I've been interested in this approach to public surveillance for some time now. I consider myself a strong privacy advocate and I absolutely don't condone any encroachments of privacy in the home or personal communication, but I also try to be realistic about expectations of privacy in public places.
An analogy: if you're relying on a crappy cryptographic protocol for security, that's often worse than no security at all, since it gives you the illusion of safety and leads you to put sensitive data places where it can be cracked. When I hear people decrying government-operated surveillance cameras on public streets, I sympathize and often agree with them, but I also wonder if they have the same sort of illusion of privacy when they're on the sidewalk, camera or no. The government isn't collecting any information with that camera that wouldn't also be accessible to a crank with a window to look out of.
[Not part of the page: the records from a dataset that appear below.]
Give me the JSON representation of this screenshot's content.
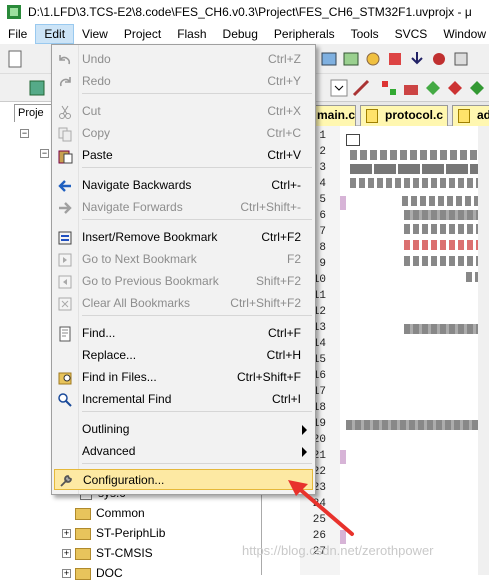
{
  "window": {
    "title": "D:\\1.LFD\\3.TCS-E2\\8.code\\FES_CH6.v0.3\\Project\\FES_CH6_STM32F1.uvprojx - μ"
  },
  "menubar": [
    {
      "label": "File"
    },
    {
      "label": "Edit"
    },
    {
      "label": "View"
    },
    {
      "label": "Project"
    },
    {
      "label": "Flash"
    },
    {
      "label": "Debug"
    },
    {
      "label": "Peripherals"
    },
    {
      "label": "Tools"
    },
    {
      "label": "SVCS"
    },
    {
      "label": "Window"
    }
  ],
  "edit_menu": {
    "items": [
      {
        "label": "Undo",
        "shortcut": "Ctrl+Z",
        "enabled": false,
        "icon": "undo-icon"
      },
      {
        "label": "Redo",
        "shortcut": "Ctrl+Y",
        "enabled": false,
        "icon": "redo-icon"
      },
      {
        "label": "Cut",
        "shortcut": "Ctrl+X",
        "enabled": false,
        "icon": "cut-icon"
      },
      {
        "label": "Copy",
        "shortcut": "Ctrl+C",
        "enabled": false,
        "icon": "copy-icon"
      },
      {
        "label": "Paste",
        "shortcut": "Ctrl+V",
        "enabled": true,
        "icon": "paste-icon"
      },
      {
        "label": "Navigate Backwards",
        "shortcut": "Ctrl+-",
        "enabled": true,
        "icon": "arrow-left-icon"
      },
      {
        "label": "Navigate Forwards",
        "shortcut": "Ctrl+Shift+-",
        "enabled": false,
        "icon": "arrow-right-icon"
      },
      {
        "label": "Insert/Remove Bookmark",
        "shortcut": "Ctrl+F2",
        "enabled": true,
        "icon": "bookmark-icon"
      },
      {
        "label": "Go to Next Bookmark",
        "shortcut": "F2",
        "enabled": false,
        "icon": "next-bookmark-icon"
      },
      {
        "label": "Go to Previous Bookmark",
        "shortcut": "Shift+F2",
        "enabled": false,
        "icon": "previous-bookmark-icon"
      },
      {
        "label": "Clear All Bookmarks",
        "shortcut": "Ctrl+Shift+F2",
        "enabled": false,
        "icon": "clear-bookmarks-icon"
      },
      {
        "label": "Find...",
        "shortcut": "Ctrl+F",
        "enabled": true,
        "icon": "find-icon"
      },
      {
        "label": "Replace...",
        "shortcut": "Ctrl+H",
        "enabled": true,
        "icon": ""
      },
      {
        "label": "Find in Files...",
        "shortcut": "Ctrl+Shift+F",
        "enabled": true,
        "icon": "find-in-files-icon"
      },
      {
        "label": "Incremental Find",
        "shortcut": "Ctrl+I",
        "enabled": true,
        "icon": "incremental-find-icon"
      },
      {
        "label": "Outlining",
        "shortcut": "",
        "enabled": true,
        "icon": "",
        "submenu": true
      },
      {
        "label": "Advanced",
        "shortcut": "",
        "enabled": true,
        "icon": "",
        "submenu": true
      },
      {
        "label": "Configuration...",
        "shortcut": "",
        "enabled": true,
        "icon": "wrench-icon",
        "highlighted": true
      }
    ]
  },
  "project_panel": {
    "tab_label": "Proje",
    "tree": [
      {
        "label": "sys.c"
      },
      {
        "label": "Common"
      },
      {
        "label": "ST-PeriphLib"
      },
      {
        "label": "ST-CMSIS"
      },
      {
        "label": "DOC"
      }
    ]
  },
  "editor": {
    "tabs": [
      {
        "label": "main.c"
      },
      {
        "label": "protocol.c"
      },
      {
        "label": "ad"
      }
    ],
    "line_numbers": [
      "1",
      "2",
      "3",
      "4",
      "5",
      "6",
      "7",
      "8",
      "9",
      "10",
      "11",
      "12",
      "13",
      "14",
      "15",
      "16",
      "17",
      "18",
      "19",
      "20",
      "21",
      "22",
      "23",
      "24",
      "25",
      "26",
      "27"
    ]
  },
  "watermark": "https://blog.csdn.net/zerothpower",
  "colors": {
    "menu_highlight": "#fde9a3",
    "menu_background": "#f2f2f2",
    "tab_yellow": "#fff7b0",
    "annotation_arrow": "#e8322c"
  }
}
Granted, the government has a lot of power to collate and abuse that information, but even that observation seems to assume the absence of a sufficiently dedicated network of private cranks with access to a sufficiently large number of windows. These days, that might be a poor assumption.
So maybe it would be a good thing if we did have surveillance cameras in public places so long as they were streamed to the Internet where anyone could watch. I wouldn't say I'm especially comfortable or happy with the idea, but it might be the net best choice. Some sort of crowdsourcing, whatever problems it might invite, would at least give the cameras some chance of being used to catch actual criminals, which statistically the government is not succeeding at. And it would give us a more realistic understanding of modern privacy and encourage the voting public to have a clearer discussion about where the cameras don't go. It would suck that $person can watch you walk into $embarrassingplace from their desk, but they can already do that if they've got a gossipy friend with a smartphone who's in the right place at the right time.